The span of repeated Venus de Milo sculptures dominates the piece; in which Dali activates the negative space in order to create the silhouettes; the dark shadows contrasting with the yellow highlight. The body of the Venus de Milo with the green and white skirt makes up the face of the toreador, while her clothes represent the bullfighter’s shirt and tie. Towards the bottom left, there is a cube made out of bursting, colorful dots; providing the painting with a sense of movement. In the upper right hand corner, the evenly spaced out flies create a disturbing pattern throughout the artwork.

As is common with most of Dali’s work, The Hallucinogenic Toreador presents the viewer with many symbols. Initially, what is clear is the connection to the artist’s Spanish culture. The Venus’s skirts are arranged in such a way that it looks like the
Spanish flag, and furthermore the painting is set in a bullfighting ring, which plays a large role in Spanish society. At the Dali Museum, I learned that Salvador Dali was fascinated by physics, which could be the reason behind the exploding molecules near the center of the piece.

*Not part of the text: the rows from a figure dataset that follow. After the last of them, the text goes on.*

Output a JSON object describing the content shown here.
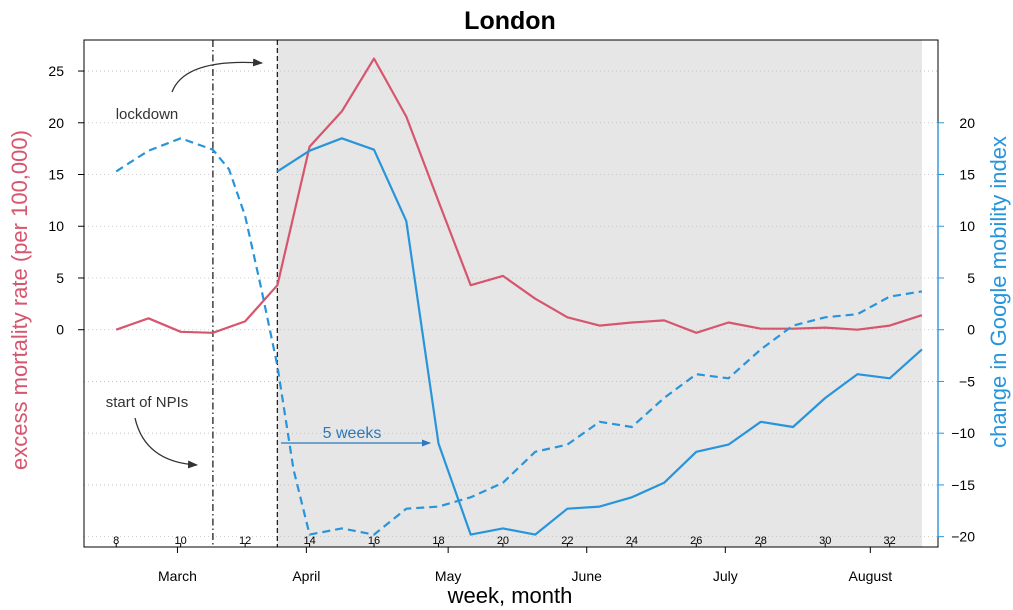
{
  "chart_data": {
    "type": "line",
    "title": "London",
    "xlabel": "week, month",
    "ylabel_left": "excess mortality rate (per 100,000)",
    "ylabel_right": "change in Google mobility index",
    "x_range": [
      7,
      33.5
    ],
    "ylim_left": [
      -21,
      28
    ],
    "ylim_right": [
      -21,
      28
    ],
    "yticks_left": [
      "0",
      "5",
      "10",
      "15",
      "20",
      "25"
    ],
    "yticks_right": [
      "−20",
      "−15",
      "−10",
      "−5",
      "0",
      "5",
      "10",
      "15",
      "20"
    ],
    "week_ticks": [
      "8",
      "10",
      "12",
      "14",
      "16",
      "18",
      "20",
      "22",
      "24",
      "26",
      "28",
      "30",
      "32"
    ],
    "months": [
      {
        "label": "March",
        "week": 9.9
      },
      {
        "label": "April",
        "week": 13.9
      },
      {
        "label": "May",
        "week": 18.3
      },
      {
        "label": "June",
        "week": 22.6
      },
      {
        "label": "July",
        "week": 26.9
      },
      {
        "label": "August",
        "week": 31.4
      }
    ],
    "shaded_region": {
      "from_week": 13,
      "to_week": 33
    },
    "vlines": [
      {
        "week": 11,
        "style": "dotdash"
      },
      {
        "week": 13,
        "style": "dashed"
      }
    ],
    "grid": "horizontal-dotted",
    "series": [
      {
        "role": "excess mortality",
        "axis": "left",
        "color": "#D6566E",
        "style": "solid",
        "x": [
          8,
          9,
          10,
          11,
          12,
          13,
          14,
          15,
          16,
          17,
          18,
          19,
          20,
          21,
          22,
          23,
          24,
          25,
          26,
          27,
          28,
          29,
          30,
          31,
          32,
          33
        ],
        "y": [
          0.0,
          1.1,
          -0.2,
          -0.3,
          0.8,
          4.3,
          17.7,
          21.1,
          26.2,
          20.6,
          12.4,
          4.3,
          5.2,
          3.0,
          1.2,
          0.4,
          0.7,
          0.9,
          -0.3,
          0.7,
          0.1,
          0.1,
          0.2,
          0.0,
          0.4,
          1.4
        ]
      },
      {
        "role": "mobility (observed, lagged)",
        "axis": "right",
        "color": "#2895DB",
        "style": "dashed",
        "x": [
          8,
          9,
          10,
          11,
          11.5,
          12,
          12.5,
          13,
          13.5,
          14,
          15,
          16,
          17,
          18,
          19,
          20,
          21,
          22,
          23,
          24,
          25,
          26,
          27,
          28,
          29,
          30,
          31,
          32,
          33
        ],
        "y": [
          15.3,
          17.3,
          18.5,
          17.4,
          15.5,
          11.0,
          4.0,
          -3.5,
          -13.5,
          -19.8,
          -19.2,
          -19.8,
          -17.3,
          -17.1,
          -16.2,
          -14.8,
          -11.8,
          -11.1,
          -8.9,
          -9.4,
          -6.6,
          -4.3,
          -4.7,
          -1.9,
          0.4,
          1.2,
          1.5,
          3.2,
          3.7
        ]
      },
      {
        "role": "mobility (shifted 5 weeks)",
        "axis": "right",
        "color": "#2895DB",
        "style": "solid",
        "x": [
          13,
          14,
          15,
          16,
          17,
          18,
          19,
          20,
          21,
          22,
          23,
          24,
          25,
          26,
          27,
          28,
          29,
          30,
          31,
          32,
          33
        ],
        "y": [
          15.3,
          17.3,
          18.5,
          17.4,
          10.5,
          -11.0,
          -19.8,
          -19.2,
          -19.8,
          -17.3,
          -17.1,
          -16.2,
          -14.8,
          -11.8,
          -11.1,
          -8.9,
          -9.4,
          -6.6,
          -4.3,
          -4.7,
          -1.9
        ]
      }
    ],
    "annotations": [
      {
        "text": "lockdown",
        "week": 10.0,
        "value": 21.0
      },
      {
        "text": "start of NPIs",
        "week": 10.0,
        "value": -7.5
      },
      {
        "text": "5 weeks",
        "week": 15.5,
        "value": -10.6,
        "color": "#2A78BE"
      }
    ]
  }
}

In The Song of Love, there are three main objects: a ball, a rubber glove, and the head of a classic Greek statue. In the background are buildings and a train. Chirico used primary colors to attract attention towards the symbolic objects; the red glove, the blue sky, and the yellow wood. The three main objects mentioned before, make up the colors of the Italian flag, Chirico’s nationality. Thin, black lines outline most of the objects’ shapes. There is value, in that each object is shaded with black.